Le Vatican souhaiterait éviter toute politisation de la visite du pape au Liban, qui ne serait d’ailleurs pas forcément une visite d’État.

Le Secrétaire pour les relations avec les États de la Secrétairerie d’État du Vatican, l’archevêque Paul Richard Gallagher, a annoncé jeudi aux membres du corps diplomatique accrédité auprès du Saint-Siège que le pape François pourrait se rendre au Liban d’ici à la fin de l’année.
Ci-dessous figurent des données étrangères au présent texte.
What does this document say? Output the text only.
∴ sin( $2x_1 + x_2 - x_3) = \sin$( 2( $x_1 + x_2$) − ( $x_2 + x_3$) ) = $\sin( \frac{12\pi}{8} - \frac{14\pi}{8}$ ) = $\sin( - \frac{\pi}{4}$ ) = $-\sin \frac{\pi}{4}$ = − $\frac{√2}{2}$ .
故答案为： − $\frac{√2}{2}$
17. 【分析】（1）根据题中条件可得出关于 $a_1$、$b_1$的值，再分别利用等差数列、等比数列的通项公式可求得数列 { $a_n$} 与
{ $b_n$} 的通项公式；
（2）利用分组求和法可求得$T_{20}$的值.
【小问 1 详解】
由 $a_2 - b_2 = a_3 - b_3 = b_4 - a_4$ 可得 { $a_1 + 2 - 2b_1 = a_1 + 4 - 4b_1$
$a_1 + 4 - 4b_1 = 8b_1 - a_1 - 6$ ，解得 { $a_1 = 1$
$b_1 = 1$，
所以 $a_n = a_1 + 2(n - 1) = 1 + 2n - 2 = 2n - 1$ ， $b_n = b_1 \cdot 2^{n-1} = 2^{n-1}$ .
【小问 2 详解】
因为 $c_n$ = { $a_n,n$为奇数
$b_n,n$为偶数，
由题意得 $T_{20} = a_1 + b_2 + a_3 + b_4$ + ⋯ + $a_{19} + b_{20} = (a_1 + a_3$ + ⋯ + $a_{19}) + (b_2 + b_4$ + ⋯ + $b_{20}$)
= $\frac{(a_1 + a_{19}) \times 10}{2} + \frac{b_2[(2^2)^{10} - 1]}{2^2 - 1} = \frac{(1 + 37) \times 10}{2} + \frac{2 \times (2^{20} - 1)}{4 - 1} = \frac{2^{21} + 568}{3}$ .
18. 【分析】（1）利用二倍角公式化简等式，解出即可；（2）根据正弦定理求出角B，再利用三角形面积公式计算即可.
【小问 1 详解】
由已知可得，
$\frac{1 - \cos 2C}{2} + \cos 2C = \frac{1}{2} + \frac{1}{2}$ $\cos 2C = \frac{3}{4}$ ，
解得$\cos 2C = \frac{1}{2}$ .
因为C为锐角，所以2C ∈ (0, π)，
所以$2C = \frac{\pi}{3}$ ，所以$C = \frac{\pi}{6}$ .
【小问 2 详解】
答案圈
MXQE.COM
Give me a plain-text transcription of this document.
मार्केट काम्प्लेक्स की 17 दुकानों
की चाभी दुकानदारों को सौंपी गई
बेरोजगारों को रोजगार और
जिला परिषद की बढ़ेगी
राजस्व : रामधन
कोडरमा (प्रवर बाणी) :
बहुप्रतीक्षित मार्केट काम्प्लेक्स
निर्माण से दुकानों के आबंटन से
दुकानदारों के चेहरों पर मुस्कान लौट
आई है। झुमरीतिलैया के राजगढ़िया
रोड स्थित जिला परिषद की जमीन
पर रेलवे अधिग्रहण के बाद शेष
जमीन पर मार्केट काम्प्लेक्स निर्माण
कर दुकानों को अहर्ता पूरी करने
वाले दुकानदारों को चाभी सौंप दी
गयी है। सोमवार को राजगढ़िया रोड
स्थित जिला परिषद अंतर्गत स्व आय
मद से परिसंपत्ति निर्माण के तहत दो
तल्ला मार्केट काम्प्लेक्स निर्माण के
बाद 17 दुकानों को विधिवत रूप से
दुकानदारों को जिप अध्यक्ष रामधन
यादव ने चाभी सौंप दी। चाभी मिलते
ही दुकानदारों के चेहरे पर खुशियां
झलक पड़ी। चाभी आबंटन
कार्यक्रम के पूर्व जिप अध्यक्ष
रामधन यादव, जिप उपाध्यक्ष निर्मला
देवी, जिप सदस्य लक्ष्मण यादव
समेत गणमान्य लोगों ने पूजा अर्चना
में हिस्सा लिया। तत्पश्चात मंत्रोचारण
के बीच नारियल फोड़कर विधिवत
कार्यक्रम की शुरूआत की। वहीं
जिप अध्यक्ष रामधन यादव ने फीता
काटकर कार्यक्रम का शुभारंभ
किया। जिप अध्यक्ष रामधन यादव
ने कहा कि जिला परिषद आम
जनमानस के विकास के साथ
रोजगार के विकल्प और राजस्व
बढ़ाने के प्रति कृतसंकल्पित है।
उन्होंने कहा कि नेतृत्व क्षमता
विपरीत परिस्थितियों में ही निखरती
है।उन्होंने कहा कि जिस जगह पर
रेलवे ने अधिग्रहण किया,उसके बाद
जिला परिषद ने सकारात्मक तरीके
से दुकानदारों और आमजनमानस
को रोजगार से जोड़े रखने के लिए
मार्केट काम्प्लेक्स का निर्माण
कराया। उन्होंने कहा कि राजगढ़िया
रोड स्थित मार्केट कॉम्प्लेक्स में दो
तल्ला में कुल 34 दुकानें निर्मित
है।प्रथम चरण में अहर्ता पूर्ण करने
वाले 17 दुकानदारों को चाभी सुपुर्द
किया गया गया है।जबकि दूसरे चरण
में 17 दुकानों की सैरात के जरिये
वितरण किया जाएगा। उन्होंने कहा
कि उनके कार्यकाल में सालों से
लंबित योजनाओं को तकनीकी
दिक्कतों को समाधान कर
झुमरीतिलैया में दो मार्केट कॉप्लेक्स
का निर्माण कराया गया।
Une date plausible d’une visite serait à prévoir vers la fin de l’année, c’est-à-dire une fois passé la double échéance des législatives de mai et de la présidentielle d’octobre, selon des sources cléricales bien informées. Il y aurait en effet une volonté d’éviter que des parties libanaises, notamment chrétiennes, politisent la visite pour en faire un instrument électoral. Une invitation libanaise avait été transmise au Souverain pontife par les soins de l’ambassadeur du Liban auprès du Saint-Siège, Farid Elias el-Khazen, ancien député du Courant patriotique libre et proche du président de la République, Michel Aoun.

Mais il n’est pas sûr que la visite éventuelle du pape François soit une visite d’État. " Si elle a lieu, elle sera de type pastoral, symbolique ", en réponse à d’autres invitations qui lui ont été adressées, notamment par le patriarche maronite Mgr Béchara Raï, indique à Ici Beyrouth un analyste proche du Saint-Siège. Il fait le parallèle avec la visite éclair du pape en Hongrie en septembre dernier, où il s’est contenté d’un bref entretien avec le Premier ministre Viktor Orbán, figure de la droite radicale et de la montée aux extrêmes en Occident.
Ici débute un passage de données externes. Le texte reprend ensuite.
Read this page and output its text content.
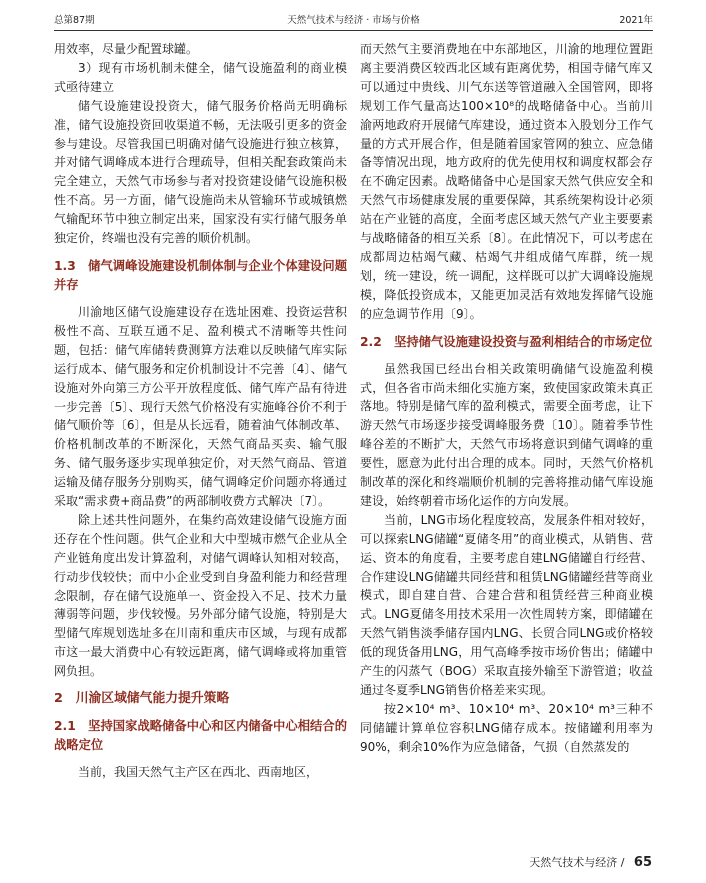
总第87期	天然气技术与经济 · 市场与价格	2021年

用效率，尽量少配置球罐。

3）现有市场机制未健全，储气设施盈利的商业模式亟待建立

储气设施建设投资大，储气服务价格尚无明确标准，储气设施投资回收渠道不畅，无法吸引更多的资金参与建设。尽管我国已明确对储气设施进行独立核算，并对储气调峰成本进行合理疏导，但相关配套政策尚未完全建立，天然气市场参与者对投资建设储气设施积极性不高。另一方面，储气设施尚未从管输环节或城镇燃气输配环节中独立制定出来，国家没有实行储气服务单独定价，终端也没有完善的顺价机制。

1.3　储气调峰设施建设机制体制与企业个体建设问题并存

川渝地区储气设施建设存在选址困难、投资运营积极性不高、互联互通不足、盈利模式不清晰等共性问题，包括：储气库储转费测算方法难以反映储气库实际运行成本、储气服务和定价机制设计不完善〔4〕、储气设施对外向第三方公平开放程度低、储气库产品有待进一步完善〔5〕、现行天然气价格没有实施峰谷价不利于储气顺价等〔6〕，但是从长远看，随着油气体制改革、价格机制改革的不断深化，天然气商品买卖、输气服务、储气服务逐步实现单独定价，对天然气商品、管道运输及储存服务分别购买，储气调峰定价问题亦将通过采取“需求费+商品费”的两部制收费方式解决〔7〕。

除上述共性问题外，在集约高效建设储气设施方面还存在个性问题。供气企业和大中型城市燃气企业从全产业链角度出发计算盈利，对储气调峰认知相对较高，行动步伐较快；而中小企业受到自身盈利能力和经营理念限制，存在储气设施单一、资金投入不足、技术力量薄弱等问题，步伐较慢。另外部分储气设施，特别是大型储气库规划选址多在川南和重庆市区域，与现有成都市这一最大消费中心有较远距离，储气调峰或将加重管网负担。

2　川渝区域储气能力提升策略
2.1　坚持国家战略储备中心和区内储备中心相结合的战略定位

当前，我国天然气主产区在西北、西南地区，

而天然气主要消费地在中东部地区，川渝的地理位置距离主要消费区较西北区域有距离优势，相国寺储气库又可以通过中贵线、川气东送等管道融入全国管网，即将规划工作气量高达100×10⁸的战略储备中心。当前川渝两地政府开展储气库建设，通过资本入股划分工作气量的方式开展合作，但是随着国家管网的独立、应急储备等情况出现，地方政府的优先使用权和调度权都会存在不确定因素。战略储备中心是国家天然气供应安全和天然气市场健康发展的重要保障，其系统架构设计必须站在产业链的高度，全面考虑区域天然气产业主要要素与战略储备的相互关系〔8〕。在此情况下，可以考虑在成都周边枯竭气藏、枯竭气井组成储气库群，统一规划，统一建设，统一调配，这样既可以扩大调峰设施规模，降低投资成本，又能更加灵活有效地发挥储气设施的应急调节作用〔9〕。

2.2　坚持储气设施建设投资与盈利相结合的市场定位

虽然我国已经出台相关政策明确储气设施盈利模式，但各省市尚未细化实施方案，致使国家政策未真正落地。特别是储气库的盈利模式，需要全面考虑，让下游天然气市场逐步接受调峰服务费〔10〕。随着季节性峰谷差的不断扩大，天然气市场将意识到储气调峰的重要性，愿意为此付出合理的成本。同时，天然气价格机制改革的深化和终端顺价机制的完善将推动储气库设施建设，始终朝着市场化运作的方向发展。

当前，LNG市场化程度较高，发展条件相对较好，可以探索LNG储罐“夏储冬用”的商业模式，从销售、营运、资本的角度看，主要考虑自建LNG储罐自行经营、合作建设LNG储罐共同经营和租赁LNG储罐经营等商业模式，即自建自营、合建合营和租赁经营三种商业模式。LNG夏储冬用技术采用一次性周转方案，即储罐在天然气销售淡季储存国内LNG、长贸合同LNG或价格较低的现货备用LNG，用气高峰季按市场价售出；储罐中产生的闪蒸气（BOG）采取直接外输至下游管道；收益通过冬夏季LNG销售价格差来实现。

按2×10⁴ m³、10×10⁴ m³、20×10⁴ m³三种不同储罐计算单位容积LNG储存成本。按储罐利用率为90%，剩余10%作为应急储备，气损（自然蒸发的

天然气技术与经济 / 65
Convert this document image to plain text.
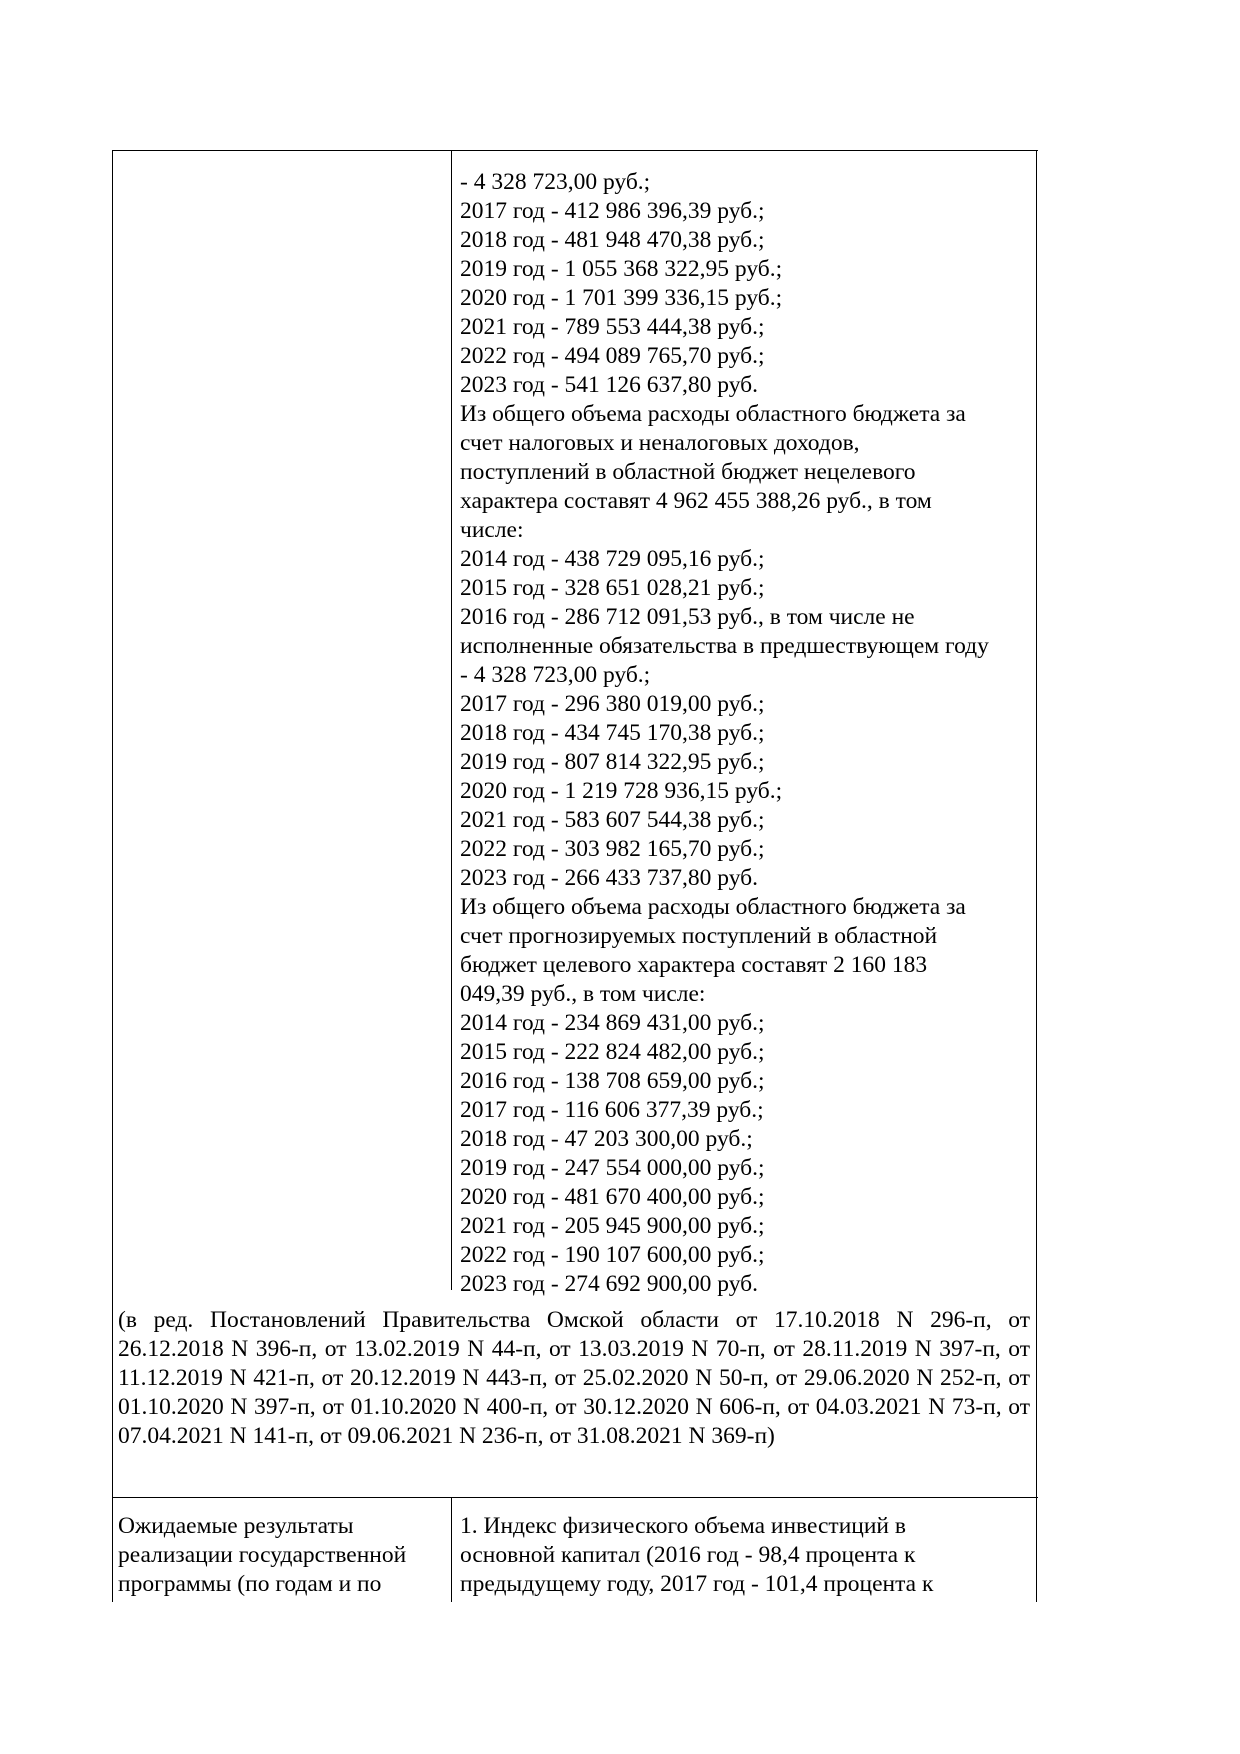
- 4 328 723,00 руб.;
2017 год - 412 986 396,39 руб.;
2018 год - 481 948 470,38 руб.;
2019 год - 1 055 368 322,95 руб.;
2020 год - 1 701 399 336,15 руб.;
2021 год - 789 553 444,38 руб.;
2022 год - 494 089 765,70 руб.;
2023 год - 541 126 637,80 руб.
Из общего объема расходы областного бюджета за
счет налоговых и неналоговых доходов,
поступлений в областной бюджет нецелевого
характера составят 4 962 455 388,26 руб., в том
числе:
2014 год - 438 729 095,16 руб.;
2015 год - 328 651 028,21 руб.;
2016 год - 286 712 091,53 руб., в том числе не
исполненные обязательства в предшествующем году
- 4 328 723,00 руб.;
2017 год - 296 380 019,00 руб.;
2018 год - 434 745 170,38 руб.;
2019 год - 807 814 322,95 руб.;
2020 год - 1 219 728 936,15 руб.;
2021 год - 583 607 544,38 руб.;
2022 год - 303 982 165,70 руб.;
2023 год - 266 433 737,80 руб.
Из общего объема расходы областного бюджета за
счет прогнозируемых поступлений в областной
бюджет целевого характера составят 2 160 183
049,39 руб., в том числе:
2014 год - 234 869 431,00 руб.;
2015 год - 222 824 482,00 руб.;
2016 год - 138 708 659,00 руб.;
2017 год - 116 606 377,39 руб.;
2018 год - 47 203 300,00 руб.;
2019 год - 247 554 000,00 руб.;
2020 год - 481 670 400,00 руб.;
2021 год - 205 945 900,00 руб.;
2022 год - 190 107 600,00 руб.;
2023 год - 274 692 900,00 руб.
(в ред. Постановлений Правительства Омской области от 17.10.2018 N 296-п, от 26.12.2018 N 396-п, от 13.02.2019 N 44-п, от 13.03.2019 N 70-п, от 28.11.2019 N 397-п, от 11.12.2019 N 421-п, от 20.12.2019 N 443-п, от 25.02.2020 N 50-п, от 29.06.2020 N 252-п, от 01.10.2020 N 397-п, от 01.10.2020 N 400-п, от 30.12.2020 N 606-п, от 04.03.2021 N 73-п, от 07.04.2021 N 141-п, от 09.06.2021 N 236-п, от 31.08.2021 N 369-п)
Ожидаемые результаты
реализации государственной
программы (по годам и по
1. Индекс физического объема инвестиций в
основной капитал (2016 год - 98,4 процента к
предыдущему году, 2017 год - 101,4 процента к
La visite du pape François au Liban, 25 ans après celle de Jean-Paul II et 15 ans après celle de Benoît XVI, n’a donc pas vocation à se faire auprès des Orbán locaux. Les valeurs visées sont celles consacrées dans le Document sur la fraternité humaine d’Abou Dhabi du 4 février 2019, signé par le pape François et le grand imam d’al-Azhar, Aḥmad al-Ṭayyib. " C’est ce document qui définit la diplomatie vaticane ", constate l’analyste. Et le Liban est un élément de ce document, mais aussi, peut-être " le lieu où ce document peut trouver une forme concrète ", poursuit l’analyste. C’est en partie grâce au modèle de gestion du pluralisme que le Liban serait d’intérêt pour la diplomatie du Vatican. Précisément, par Taëf en tant que modèle constitutionnel basé sur un partenariat islamo-chrétien, fondé sur une idée d’équilibre et de complémentarité plutôt que de rivalités identitaires.
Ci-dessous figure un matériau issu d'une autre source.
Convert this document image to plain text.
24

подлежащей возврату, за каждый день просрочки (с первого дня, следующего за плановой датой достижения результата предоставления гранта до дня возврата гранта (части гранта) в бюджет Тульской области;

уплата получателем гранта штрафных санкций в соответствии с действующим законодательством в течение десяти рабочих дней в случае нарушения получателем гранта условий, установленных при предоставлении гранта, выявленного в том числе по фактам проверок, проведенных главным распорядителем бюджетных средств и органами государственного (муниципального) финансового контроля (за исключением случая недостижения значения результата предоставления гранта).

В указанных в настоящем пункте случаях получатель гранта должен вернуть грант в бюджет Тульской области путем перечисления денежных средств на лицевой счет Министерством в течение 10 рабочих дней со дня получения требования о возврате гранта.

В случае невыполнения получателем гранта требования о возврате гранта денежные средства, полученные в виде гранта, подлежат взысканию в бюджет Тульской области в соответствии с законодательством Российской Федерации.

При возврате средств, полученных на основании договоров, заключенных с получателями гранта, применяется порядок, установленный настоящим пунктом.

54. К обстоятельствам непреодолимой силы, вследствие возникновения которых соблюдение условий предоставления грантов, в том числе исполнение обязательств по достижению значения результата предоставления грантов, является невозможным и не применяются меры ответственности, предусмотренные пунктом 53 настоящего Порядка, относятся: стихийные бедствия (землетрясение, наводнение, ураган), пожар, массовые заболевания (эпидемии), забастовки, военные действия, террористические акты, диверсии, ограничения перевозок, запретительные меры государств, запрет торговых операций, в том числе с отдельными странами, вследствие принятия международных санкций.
C’est donc sur le terrain libanais que le document d’Abou Dhabi serait destiné à trouver une expression.

En parallèle, le Vatican maintiendrait ses efforts de " lobbying " pour une solution à la crise du Liban, qui fait partie de ces " tragédies oubliées " par la communauté internationale, comme l’avait dit François dans sa bénédiction urbi et orbi du 25 décembre dernier.

Or, la visite de Gallagher au Liban au début de mois de février, précédée par une lettre d’appui du secrétaire général de l’ONU Antonio Guterres au patriarche Raï aurait dessiné les contours d’" une connivence non formalisée en faveur de la neutralité du Liban " entre ces trois autorités, selon la source précitée.

La visite éventuelle du pape devra réaffirmer ce principe, même si le Vatican ne dispose pas les moyens d’un forcing radical qui assainisse le terrain libanais.